On the night of 18 April 1926, the lives of nearly three million people (2.97), were recorded for posterity. 

Now you too can join in the great on-line search and follow the story of your family, community, county and country. To do so click on Search the Census 1926.

1920s West Cork and a past that refused to remain in the past

The Great Famine (1845-1952) still cast a long shadow.

The Skibbereen and Bantry Unions, two of the poorest in the country, suffered enormously during and following An Gorta Mór.

The population of West Cork, decimated: Moyross, by 55%, Drinagh and Kilmacabea, 52%.  Drimoleague, 43%. Aughadown, 42%, Castlehaven 40% and Caheragh by 38%. 

The rural poor laid waste.  A land haemorrhaging its people. 

British colonialism cast another shadow. Land evictions and their legacy.
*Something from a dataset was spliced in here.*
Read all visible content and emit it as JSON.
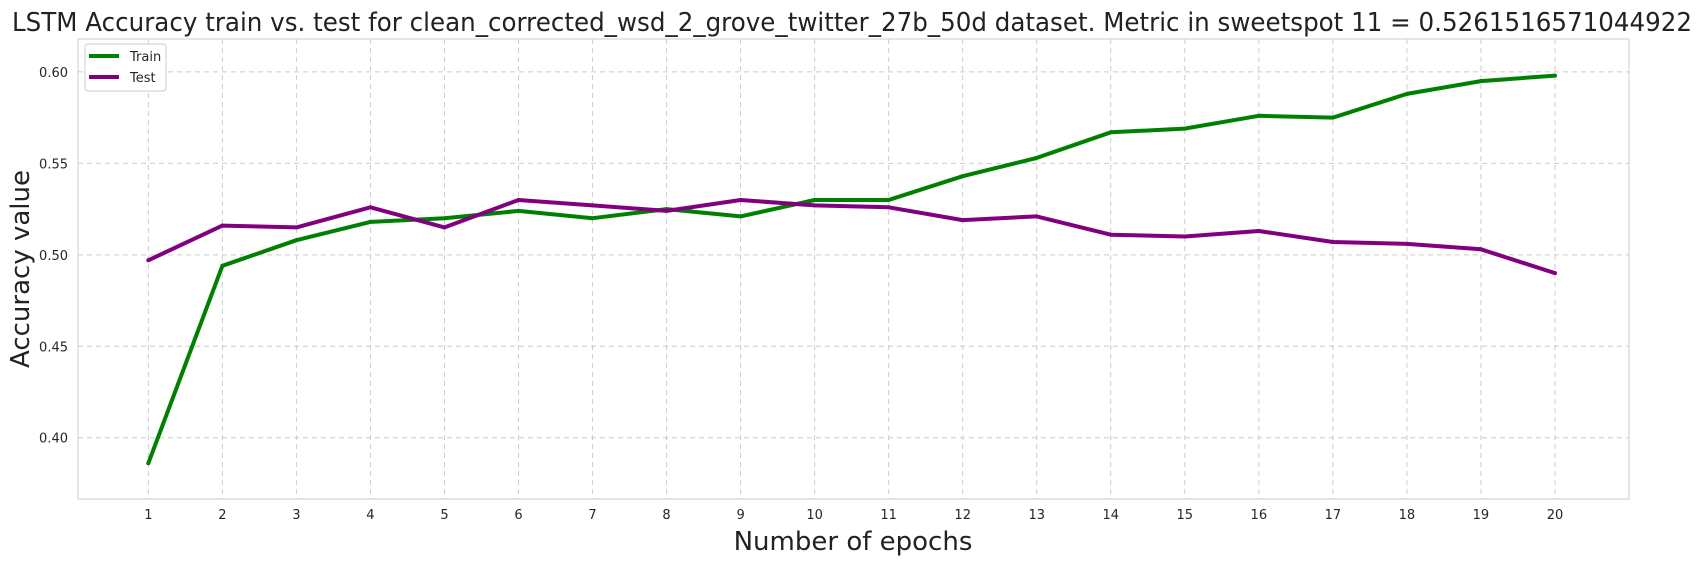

In a 1928 Dáil debate, West Cork TD Thomas Mullins recalled the 1852 evictions from the Inchedoney Island Hungerford estate. ‘We were led to expect when this Government came into power that the claims of these wounded soldiers of the land war would receive first consideration; that justice would be done to those citizens.’
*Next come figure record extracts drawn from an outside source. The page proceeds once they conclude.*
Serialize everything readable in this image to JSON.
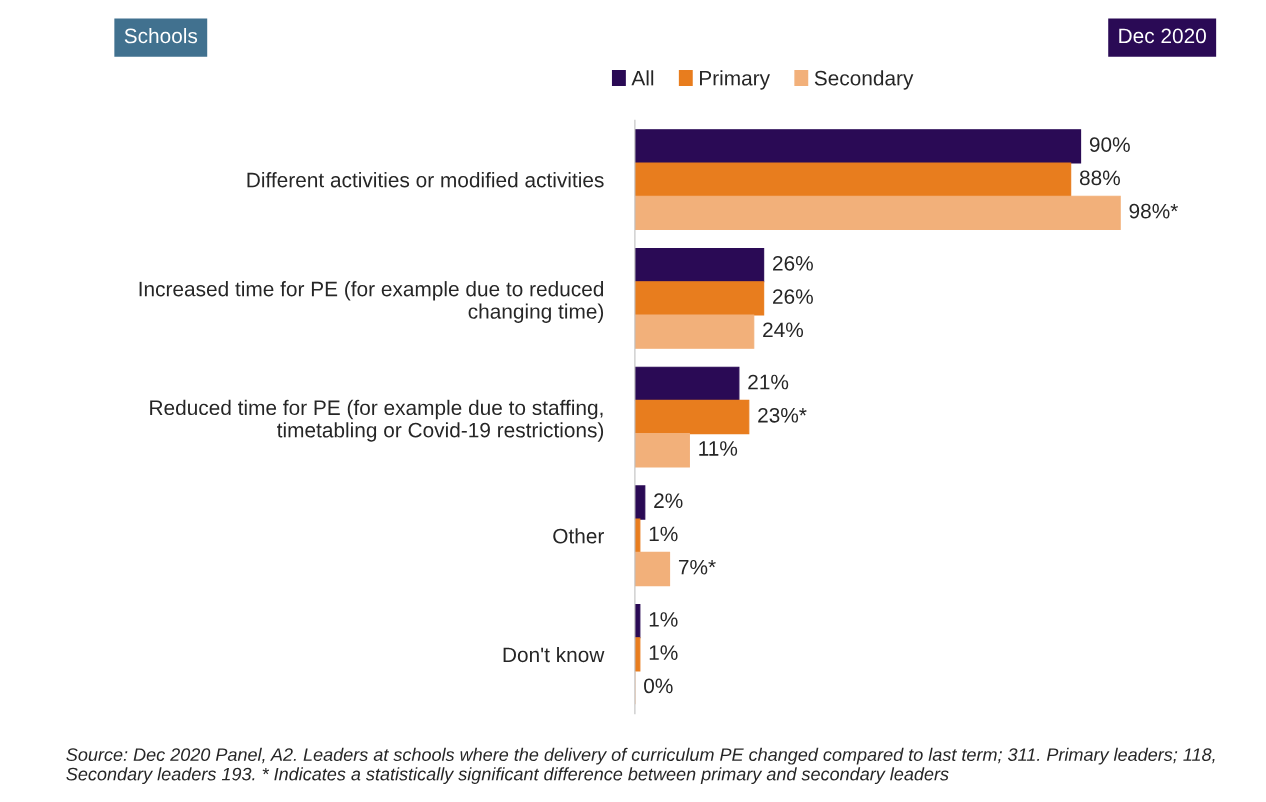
{
  "chart_data": {
    "type": "bar",
    "orientation": "horizontal",
    "legend": "top",
    "grid": false,
    "categories": [
      "Different activities or modified activities",
      "Increased time for PE (for example due to reduced\nchanging time)",
      "Reduced time for PE (for example due to staffing,\ntimetabling or Covid-19 restrictions)",
      "Other",
      "Don't know"
    ],
    "series": [
      {
        "name": "All",
        "color": "#2a0a55",
        "values": [
          90,
          26,
          21,
          2,
          1
        ],
        "value_labels": [
          "90%",
          "26%",
          "21%",
          "2%",
          "1%"
        ]
      },
      {
        "name": "Primary",
        "color": "#e87d1e",
        "values": [
          88,
          26,
          23,
          1,
          1
        ],
        "value_labels": [
          "88%",
          "26%",
          "23%*",
          "1%",
          "1%"
        ]
      },
      {
        "name": "Secondary",
        "color": "#f2b07a",
        "values": [
          98,
          24,
          11,
          7,
          0
        ],
        "value_labels": [
          "98%*",
          "24%",
          "11%",
          "7%*",
          "0%"
        ]
      }
    ],
    "annotations": [
      "Schools",
      "Dec 2020",
      "Source: Dec 2020 Panel, A2. Leaders at schools where the delivery of curriculum PE changed compared to last term; 311. Primary leaders; 118, Secondary leaders 193. * Indicates a statistically significant difference between primary and secondary leaders"
    ]
  }
}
The 1923 Land Commission was to finally do that justice. On land reform it succeeded – partially at least.

A funeral in Skibbereen during the Great Famine, as depicted in The Illustrated London News at the time.

It did little, however, to assuage the harsh living conditions in 1920s rural Ireland. 

Nationwide, half (51%) the population depended on agriculture for their survival, but the 1923-24 harvests were disastrous.

Unrelenting rainfall.  Potatoes – still the main food of the rural poor – rotted in the ground. Hungry animals died.  Sodden turf refused to light. 

The ghosts of past famines.

Local historian Philip O’Regan: ‘By the mid-1920s many people were reduced to hunger. In one terrible tragedy in 1927, a family of four in Adrigole died from hunger.’

A newborn nation struggling to find its way.